Ali laughed. “That’s hardly news,” she said. “Tell me something we didn’t already know.”

Ali’s longtime boyfriend, B. Simpson, owned High Noon Enterprises, now an internationally respected Internet security company, though the company still did what once was High Noon’s bread-and-butter business-security checks. The one they’d done on Harlan Masters revealed that he was a trust-fund baby. He had moved to Sedona from Southern California some five years earlier and had set out to bring Sedona up to what he regarded as an acceptable level of Southern California sophistication by running for mayor. During his first four-year term, he set out on a program to transform Sedona as far as rules and regulations were concerned. Having never gotten his hands dirty in the world of business, he did so without giving much thought to how much it would cost local businesses to implement some of his bright ideas.

The one that had galvanized Edie into running for office was a city-imposed requirement that restaurants inside the city limits post the calorie and fat content of each item on a menu. That might not have been much of a hardship for chain-type operations, but for struggling independents like the Sugarloaf Cafe, redoing the menus not once but twice-first for the calorie count and later for the fat content-had been a costly process. Naturally, Edie’s signature sweet rolls had been off the charts in both categories.

Emboldened by passing his restaurant regulations through a city council that was completely in the mayor’s pocket, Masters had set off on a campaign to outlaw contrails inside the city limits, thus forcing commercial airline traffic to detour around Sedona’s airspace. Edie thought the whole contrail controversy was nothing short of ridiculous.

“How did the meeting go?” Ali asked.

“He must have worked the word ‘old’ into every other sentence,” Edie grumbled. “As in ‘Now is no time to return to old, timeworn ideas.’ Or ‘Let’s not settle for old-fashioned thinking when what’s needed are progressive youthful ideas to carry us forward in the twenty-first century.’ Everything he said implied that I was old and decrepit, and it took every bit of restraint I could muster to keep from calling that little jerk a young whippersnapper.”

“Now, Mom,” Ali said. “Let’s not resort to name-calling this early in the process. In fact, let’s not resort to it at all. What were the reactions from the audience?”

“Three people came up to me afterward and offered to host coffee hours for me. I have their names and numbers.”

“You gave those to Jessica?”

Jessica Townley, a recent graduate from Sedona High School, was this year’s winner of the Amelia Dougherty Scholarship, a program Ali personally administered. In the fall, Jessica would be attending Arizona State University on a full-ride scholarship. Since her intention was to major in political science, she had volunteered to spend the summer working as an unpaid intern in Edie Larson’s campaign.
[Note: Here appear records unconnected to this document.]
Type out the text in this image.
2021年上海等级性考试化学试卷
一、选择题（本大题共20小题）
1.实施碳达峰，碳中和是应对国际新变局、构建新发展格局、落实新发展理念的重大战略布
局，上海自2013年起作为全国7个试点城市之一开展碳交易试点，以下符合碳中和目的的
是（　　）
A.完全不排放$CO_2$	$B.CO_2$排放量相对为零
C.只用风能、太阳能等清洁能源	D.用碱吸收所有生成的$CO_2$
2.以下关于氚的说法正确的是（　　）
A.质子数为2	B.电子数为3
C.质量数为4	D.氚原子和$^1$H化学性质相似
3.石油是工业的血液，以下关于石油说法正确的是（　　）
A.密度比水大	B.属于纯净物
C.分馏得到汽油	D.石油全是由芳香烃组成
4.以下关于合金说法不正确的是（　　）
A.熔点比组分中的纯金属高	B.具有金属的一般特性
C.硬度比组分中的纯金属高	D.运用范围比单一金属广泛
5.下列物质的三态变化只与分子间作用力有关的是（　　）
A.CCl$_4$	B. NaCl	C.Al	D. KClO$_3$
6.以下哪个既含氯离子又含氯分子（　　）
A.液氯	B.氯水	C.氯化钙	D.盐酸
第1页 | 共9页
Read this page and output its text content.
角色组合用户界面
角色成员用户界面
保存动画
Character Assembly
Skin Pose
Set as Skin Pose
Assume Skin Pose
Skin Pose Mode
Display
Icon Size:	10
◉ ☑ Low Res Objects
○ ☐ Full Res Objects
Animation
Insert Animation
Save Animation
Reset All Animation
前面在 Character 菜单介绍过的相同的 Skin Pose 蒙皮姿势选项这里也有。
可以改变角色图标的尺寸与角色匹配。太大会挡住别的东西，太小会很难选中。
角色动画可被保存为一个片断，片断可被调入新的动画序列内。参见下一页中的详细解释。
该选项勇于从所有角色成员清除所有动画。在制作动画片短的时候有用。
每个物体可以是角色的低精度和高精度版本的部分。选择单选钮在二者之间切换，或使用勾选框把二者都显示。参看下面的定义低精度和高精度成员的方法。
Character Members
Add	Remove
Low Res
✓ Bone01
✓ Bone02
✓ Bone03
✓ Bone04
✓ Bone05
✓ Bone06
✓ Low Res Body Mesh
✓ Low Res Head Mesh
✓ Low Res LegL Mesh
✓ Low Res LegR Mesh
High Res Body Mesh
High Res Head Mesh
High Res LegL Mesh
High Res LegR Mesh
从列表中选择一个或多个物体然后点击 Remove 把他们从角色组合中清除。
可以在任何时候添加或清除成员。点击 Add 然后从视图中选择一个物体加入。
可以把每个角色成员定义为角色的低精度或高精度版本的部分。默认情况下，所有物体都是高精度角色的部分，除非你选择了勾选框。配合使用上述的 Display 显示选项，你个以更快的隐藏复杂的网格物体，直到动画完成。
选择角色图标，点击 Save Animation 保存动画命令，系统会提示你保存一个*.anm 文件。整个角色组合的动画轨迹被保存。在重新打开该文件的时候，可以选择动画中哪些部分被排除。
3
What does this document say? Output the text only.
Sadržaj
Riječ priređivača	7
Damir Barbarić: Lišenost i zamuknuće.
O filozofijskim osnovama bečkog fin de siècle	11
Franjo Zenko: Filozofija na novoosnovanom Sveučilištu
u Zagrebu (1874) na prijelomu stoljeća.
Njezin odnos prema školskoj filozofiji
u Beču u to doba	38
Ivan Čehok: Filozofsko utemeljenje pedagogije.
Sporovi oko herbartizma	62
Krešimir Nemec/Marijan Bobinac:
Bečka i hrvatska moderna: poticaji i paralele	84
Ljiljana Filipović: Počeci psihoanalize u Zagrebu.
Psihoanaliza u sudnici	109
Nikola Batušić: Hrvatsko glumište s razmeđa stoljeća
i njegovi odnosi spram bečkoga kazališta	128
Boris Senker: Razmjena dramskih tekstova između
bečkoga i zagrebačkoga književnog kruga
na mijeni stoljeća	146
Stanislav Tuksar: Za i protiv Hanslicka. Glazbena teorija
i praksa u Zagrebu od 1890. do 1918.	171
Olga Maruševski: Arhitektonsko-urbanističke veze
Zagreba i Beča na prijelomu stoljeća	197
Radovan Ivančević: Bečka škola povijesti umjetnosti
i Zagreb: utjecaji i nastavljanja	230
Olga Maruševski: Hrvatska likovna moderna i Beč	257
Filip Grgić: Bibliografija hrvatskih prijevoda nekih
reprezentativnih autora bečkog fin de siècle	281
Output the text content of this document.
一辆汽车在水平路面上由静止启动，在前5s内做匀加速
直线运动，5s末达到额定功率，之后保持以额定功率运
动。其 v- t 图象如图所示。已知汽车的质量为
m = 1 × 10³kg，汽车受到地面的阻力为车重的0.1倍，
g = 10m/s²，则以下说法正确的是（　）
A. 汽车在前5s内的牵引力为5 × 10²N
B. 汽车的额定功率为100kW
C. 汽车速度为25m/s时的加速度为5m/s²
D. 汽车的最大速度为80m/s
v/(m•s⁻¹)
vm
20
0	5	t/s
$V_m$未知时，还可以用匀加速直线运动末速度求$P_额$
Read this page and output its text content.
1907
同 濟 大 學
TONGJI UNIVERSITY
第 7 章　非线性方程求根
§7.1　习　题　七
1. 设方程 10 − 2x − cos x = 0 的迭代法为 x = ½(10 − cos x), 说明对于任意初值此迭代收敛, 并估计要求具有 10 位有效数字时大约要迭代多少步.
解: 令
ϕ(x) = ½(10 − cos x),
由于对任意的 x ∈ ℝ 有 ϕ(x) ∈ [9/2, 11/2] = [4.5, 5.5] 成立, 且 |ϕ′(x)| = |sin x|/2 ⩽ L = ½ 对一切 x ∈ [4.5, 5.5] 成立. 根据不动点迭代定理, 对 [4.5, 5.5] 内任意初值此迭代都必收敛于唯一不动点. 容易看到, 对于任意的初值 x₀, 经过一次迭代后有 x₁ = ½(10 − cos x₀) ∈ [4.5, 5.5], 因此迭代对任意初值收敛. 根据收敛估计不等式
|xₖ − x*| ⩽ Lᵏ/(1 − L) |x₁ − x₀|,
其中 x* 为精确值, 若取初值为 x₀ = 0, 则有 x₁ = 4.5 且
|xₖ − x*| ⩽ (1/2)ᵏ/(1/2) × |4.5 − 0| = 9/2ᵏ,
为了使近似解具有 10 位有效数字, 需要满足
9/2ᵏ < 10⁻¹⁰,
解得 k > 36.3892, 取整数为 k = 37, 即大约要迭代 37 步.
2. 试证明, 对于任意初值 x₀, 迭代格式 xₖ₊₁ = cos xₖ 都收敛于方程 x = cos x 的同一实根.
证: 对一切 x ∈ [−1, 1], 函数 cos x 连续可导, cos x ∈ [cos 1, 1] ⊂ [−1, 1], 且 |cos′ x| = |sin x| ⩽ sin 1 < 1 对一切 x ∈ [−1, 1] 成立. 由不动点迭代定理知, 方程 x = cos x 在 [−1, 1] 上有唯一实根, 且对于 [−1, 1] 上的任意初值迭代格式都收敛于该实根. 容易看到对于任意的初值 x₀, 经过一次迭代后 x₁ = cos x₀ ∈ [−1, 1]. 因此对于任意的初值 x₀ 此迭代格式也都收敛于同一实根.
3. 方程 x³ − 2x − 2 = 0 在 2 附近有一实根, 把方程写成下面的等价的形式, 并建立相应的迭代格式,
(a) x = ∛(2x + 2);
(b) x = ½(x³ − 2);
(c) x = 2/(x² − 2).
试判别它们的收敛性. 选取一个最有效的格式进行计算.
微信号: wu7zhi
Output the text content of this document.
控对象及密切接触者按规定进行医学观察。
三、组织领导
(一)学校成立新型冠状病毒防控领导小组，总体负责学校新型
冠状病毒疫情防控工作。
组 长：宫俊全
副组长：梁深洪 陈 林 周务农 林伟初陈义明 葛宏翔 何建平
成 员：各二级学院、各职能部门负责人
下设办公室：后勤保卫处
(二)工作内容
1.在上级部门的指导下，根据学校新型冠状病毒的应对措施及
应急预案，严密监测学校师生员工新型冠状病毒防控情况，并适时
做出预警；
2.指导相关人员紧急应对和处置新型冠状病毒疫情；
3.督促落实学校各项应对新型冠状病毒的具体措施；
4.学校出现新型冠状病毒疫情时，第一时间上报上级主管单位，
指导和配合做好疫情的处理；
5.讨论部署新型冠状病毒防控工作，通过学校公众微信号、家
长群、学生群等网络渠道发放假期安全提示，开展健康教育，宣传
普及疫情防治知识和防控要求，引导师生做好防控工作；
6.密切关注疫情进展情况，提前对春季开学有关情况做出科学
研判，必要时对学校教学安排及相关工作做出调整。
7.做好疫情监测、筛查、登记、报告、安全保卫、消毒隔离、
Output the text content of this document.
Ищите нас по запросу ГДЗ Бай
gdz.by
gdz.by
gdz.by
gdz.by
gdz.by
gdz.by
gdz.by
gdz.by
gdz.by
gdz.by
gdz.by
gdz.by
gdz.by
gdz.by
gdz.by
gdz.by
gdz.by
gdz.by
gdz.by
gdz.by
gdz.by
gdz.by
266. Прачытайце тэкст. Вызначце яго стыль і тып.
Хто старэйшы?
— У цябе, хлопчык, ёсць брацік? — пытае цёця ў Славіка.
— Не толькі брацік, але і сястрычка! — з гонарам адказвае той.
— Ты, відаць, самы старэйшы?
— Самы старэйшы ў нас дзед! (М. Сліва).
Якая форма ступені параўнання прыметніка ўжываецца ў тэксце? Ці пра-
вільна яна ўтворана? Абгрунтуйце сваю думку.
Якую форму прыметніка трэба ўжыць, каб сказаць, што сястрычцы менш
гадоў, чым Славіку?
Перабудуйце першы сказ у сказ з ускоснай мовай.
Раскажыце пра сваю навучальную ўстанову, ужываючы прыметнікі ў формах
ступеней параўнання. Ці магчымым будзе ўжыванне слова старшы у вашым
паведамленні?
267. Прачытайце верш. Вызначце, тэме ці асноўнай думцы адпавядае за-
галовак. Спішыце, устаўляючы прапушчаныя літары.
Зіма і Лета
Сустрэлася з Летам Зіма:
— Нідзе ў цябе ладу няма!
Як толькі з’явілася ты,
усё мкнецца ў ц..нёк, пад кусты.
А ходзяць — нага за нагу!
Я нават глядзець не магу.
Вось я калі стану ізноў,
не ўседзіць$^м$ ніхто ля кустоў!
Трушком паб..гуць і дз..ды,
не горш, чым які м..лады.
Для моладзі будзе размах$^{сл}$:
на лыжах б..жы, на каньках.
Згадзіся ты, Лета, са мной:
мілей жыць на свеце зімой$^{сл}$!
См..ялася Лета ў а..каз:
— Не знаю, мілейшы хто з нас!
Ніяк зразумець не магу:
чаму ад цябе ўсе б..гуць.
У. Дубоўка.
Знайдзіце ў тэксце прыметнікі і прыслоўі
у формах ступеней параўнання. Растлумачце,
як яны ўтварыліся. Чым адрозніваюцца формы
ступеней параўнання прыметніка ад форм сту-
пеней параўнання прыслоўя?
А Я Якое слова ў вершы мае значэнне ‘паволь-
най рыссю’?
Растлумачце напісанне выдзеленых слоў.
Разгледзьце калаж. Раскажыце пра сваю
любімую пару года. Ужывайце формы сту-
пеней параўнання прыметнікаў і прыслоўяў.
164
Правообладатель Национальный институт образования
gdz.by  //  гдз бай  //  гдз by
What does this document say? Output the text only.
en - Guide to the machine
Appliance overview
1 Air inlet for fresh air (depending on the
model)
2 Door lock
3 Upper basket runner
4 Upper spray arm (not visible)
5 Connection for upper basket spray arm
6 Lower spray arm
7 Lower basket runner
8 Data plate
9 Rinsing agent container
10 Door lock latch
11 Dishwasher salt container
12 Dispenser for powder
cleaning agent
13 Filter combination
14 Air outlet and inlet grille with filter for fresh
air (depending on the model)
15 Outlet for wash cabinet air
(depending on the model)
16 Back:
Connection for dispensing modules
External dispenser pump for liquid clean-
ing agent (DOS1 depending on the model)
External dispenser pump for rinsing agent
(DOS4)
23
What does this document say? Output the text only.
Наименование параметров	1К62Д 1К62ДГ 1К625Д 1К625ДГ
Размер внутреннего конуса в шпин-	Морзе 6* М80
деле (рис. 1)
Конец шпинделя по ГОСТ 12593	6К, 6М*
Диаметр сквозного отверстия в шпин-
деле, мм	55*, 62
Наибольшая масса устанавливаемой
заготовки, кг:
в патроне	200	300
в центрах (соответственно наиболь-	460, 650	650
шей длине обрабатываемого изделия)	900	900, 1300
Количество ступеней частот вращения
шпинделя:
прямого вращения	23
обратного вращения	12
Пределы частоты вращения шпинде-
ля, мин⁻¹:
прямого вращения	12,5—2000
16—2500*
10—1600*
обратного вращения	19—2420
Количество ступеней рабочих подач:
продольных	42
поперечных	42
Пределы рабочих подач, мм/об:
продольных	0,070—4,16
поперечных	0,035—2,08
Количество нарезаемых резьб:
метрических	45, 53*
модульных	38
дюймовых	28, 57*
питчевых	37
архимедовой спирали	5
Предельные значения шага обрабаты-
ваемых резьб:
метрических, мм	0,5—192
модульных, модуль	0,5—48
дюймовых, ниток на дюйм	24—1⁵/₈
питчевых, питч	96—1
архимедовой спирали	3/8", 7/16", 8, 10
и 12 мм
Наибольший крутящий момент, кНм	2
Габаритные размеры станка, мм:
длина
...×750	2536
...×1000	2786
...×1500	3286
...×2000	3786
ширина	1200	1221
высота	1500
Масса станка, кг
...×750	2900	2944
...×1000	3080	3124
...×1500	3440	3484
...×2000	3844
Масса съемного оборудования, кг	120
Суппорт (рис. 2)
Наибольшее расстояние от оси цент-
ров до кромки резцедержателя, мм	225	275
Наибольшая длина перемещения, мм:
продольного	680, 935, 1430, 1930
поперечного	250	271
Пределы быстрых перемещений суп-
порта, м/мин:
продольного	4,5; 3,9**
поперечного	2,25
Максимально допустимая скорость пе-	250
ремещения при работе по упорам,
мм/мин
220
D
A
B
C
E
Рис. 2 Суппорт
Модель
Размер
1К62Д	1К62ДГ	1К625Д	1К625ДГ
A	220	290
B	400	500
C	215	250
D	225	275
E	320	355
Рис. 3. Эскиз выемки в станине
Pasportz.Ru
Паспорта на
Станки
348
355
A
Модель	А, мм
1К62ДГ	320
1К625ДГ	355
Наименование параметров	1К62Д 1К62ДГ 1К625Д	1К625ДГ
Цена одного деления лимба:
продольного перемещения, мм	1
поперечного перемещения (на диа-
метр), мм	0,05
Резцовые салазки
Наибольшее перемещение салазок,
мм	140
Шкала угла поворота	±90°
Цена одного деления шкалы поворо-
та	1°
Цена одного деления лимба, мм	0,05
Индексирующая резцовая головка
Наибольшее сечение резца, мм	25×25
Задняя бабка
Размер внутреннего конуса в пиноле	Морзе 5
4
“Yes, I did,” Edie answered. “Do you want her to wait until you get back to schedule something?”

“That’s not necessary,” Ali said. “Jessica has access to your campaign schedule, and she’s perfectly capable of setting up events. When people say yes to something like that, it’s important to follow up with them right away. So have her call. If she has any problems, she knows she can always call me for backup. And now that you know Harlan is going to go after you on the age issue, we need to strategize on how to disarm that attack the next time you run into it. The best way to do it is turn it into a joke instead of getting all bent out of shape about it.”

“All right,” Edie agreed grudgingly. “I’ll give it some thought.”

“And give yourself the rest of the afternoon off,” Ali suggested.

“Can’t do that,” Edie replied. “I have a whole afternoon’s worth of doorbelling to do. Jessica said she’ll ride along on that, too.”

“Don’t overdo,” Ali advised.

“What?” Edie retorted. “Because I’m too old?”

“No,” Ali said, “because it’s a long campaign, and you need to pace yourself.”

When Ali hung up, Lynn Martinson was looking at her questioningly.

“My mother,” Ali explained. “She’s running for office for the first time-mayor of Sedona. She was at an event this afternoon, and her opponent is a young guy who thinks he’s the greatest thing since sliced bread.”

“I hope she wins,” Lynn said. “I’ve met a few guys like that in my time, and it’s fun to see them get taken down a peg.”